Instead, pruning the hours of part-timers has attracted far more interest.
"That will be a widespread strategy," said Dede Kennedy-Simington, vice president at Polenzani Benefits in Pasadena. "Employers will be making sure their payroll system can flag when part-time workers are getting close to the cap they set."
Long Beach officials said they studied the various budget options and opted for a plan that should affect only a small portion of its workforce. The city estimates about 200 part-time workers will be among the most affected by a reduction in hours, representing about 13% of its overall part-time staff. The city calculated that the federal penalty for dropping coverage completely for its 4,100 full-time employees would have been about $8 million.
"We're in the same boat as many employers," said Tom Modica, the city's director of government affairs. "We need to maintain the programs and service levels we have now."
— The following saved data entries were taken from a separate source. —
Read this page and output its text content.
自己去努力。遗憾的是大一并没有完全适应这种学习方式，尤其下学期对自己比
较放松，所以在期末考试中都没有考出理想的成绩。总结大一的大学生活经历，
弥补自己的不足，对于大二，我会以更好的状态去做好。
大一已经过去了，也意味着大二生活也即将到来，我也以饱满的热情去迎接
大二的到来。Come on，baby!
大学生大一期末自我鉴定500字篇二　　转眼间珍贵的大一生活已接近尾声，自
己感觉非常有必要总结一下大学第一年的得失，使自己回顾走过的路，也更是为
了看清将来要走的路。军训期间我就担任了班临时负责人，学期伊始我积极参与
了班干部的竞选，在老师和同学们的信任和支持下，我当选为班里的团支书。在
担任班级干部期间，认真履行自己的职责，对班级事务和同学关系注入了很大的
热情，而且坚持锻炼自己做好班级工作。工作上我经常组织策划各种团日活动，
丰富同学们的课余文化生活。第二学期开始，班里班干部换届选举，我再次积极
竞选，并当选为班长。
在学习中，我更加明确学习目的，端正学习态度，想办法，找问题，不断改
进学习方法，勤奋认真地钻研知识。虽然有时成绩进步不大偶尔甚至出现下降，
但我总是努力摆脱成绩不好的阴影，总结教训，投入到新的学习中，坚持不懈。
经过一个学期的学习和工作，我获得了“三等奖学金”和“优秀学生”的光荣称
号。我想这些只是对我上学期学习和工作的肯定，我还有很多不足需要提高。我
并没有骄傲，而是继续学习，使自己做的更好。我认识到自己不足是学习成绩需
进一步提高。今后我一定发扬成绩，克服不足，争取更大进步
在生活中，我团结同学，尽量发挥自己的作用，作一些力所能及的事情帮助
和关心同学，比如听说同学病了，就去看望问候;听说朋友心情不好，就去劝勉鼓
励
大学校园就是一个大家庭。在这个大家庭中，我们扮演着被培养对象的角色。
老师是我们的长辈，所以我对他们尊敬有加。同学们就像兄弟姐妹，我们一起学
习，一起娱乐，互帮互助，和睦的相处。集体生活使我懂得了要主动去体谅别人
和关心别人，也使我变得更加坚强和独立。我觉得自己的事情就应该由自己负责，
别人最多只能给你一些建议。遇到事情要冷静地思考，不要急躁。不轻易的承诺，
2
Sievers, the outreach coordinator, has worked on and off for the city since 1994. She agreed that the city has experienced tough fiscal times as many municipalities have since the recession. But the city expects a budget surplus of $3.6 million for the coming year.
"Many part-timers are already struggling to get by in these jobs," Sievers said.
Virginia's Republican governor, Bob McDonnell, announced this year that all part-time state employees should work 29 hours or less to avert the 30-hour threshold. Darden Restaurants Inc., which owns the Olive Garden and Red Lobster chains, began shifting to more part-time workers last fall in a much-publicized test to keep a lid on healthcare costs. Then Darden dropped the plan after being roundly criticized.
Some California lawmakers worry that the federal penalties for not providing health coverage aren't enough of a deterrent. They have proposed additional state fines to prevent major retailers, restaurant chains and other employers from restricting hours and dumping more of their workers onto public programs such as Medi-Cal. Opponents say the proposal is unnecessary and could deter companies from adding workers.
Some supporters of the Affordable Care Act say they welcome a gradual shift away from employer-sponsored coverage if new government-run exchanges give consumers a choice of competitively priced health plans. Some low- and middle-income workers who qualify for federal subsidies may end up paying less by buying their own policy next year compared with their contribution toward employer coverage.
"If the exchanges work," said Nelson Lichtenstein, a professor of history at UC Santa Barbara and a labor expert, "then I'd be in favor of more people getting covered that way rather than through employers."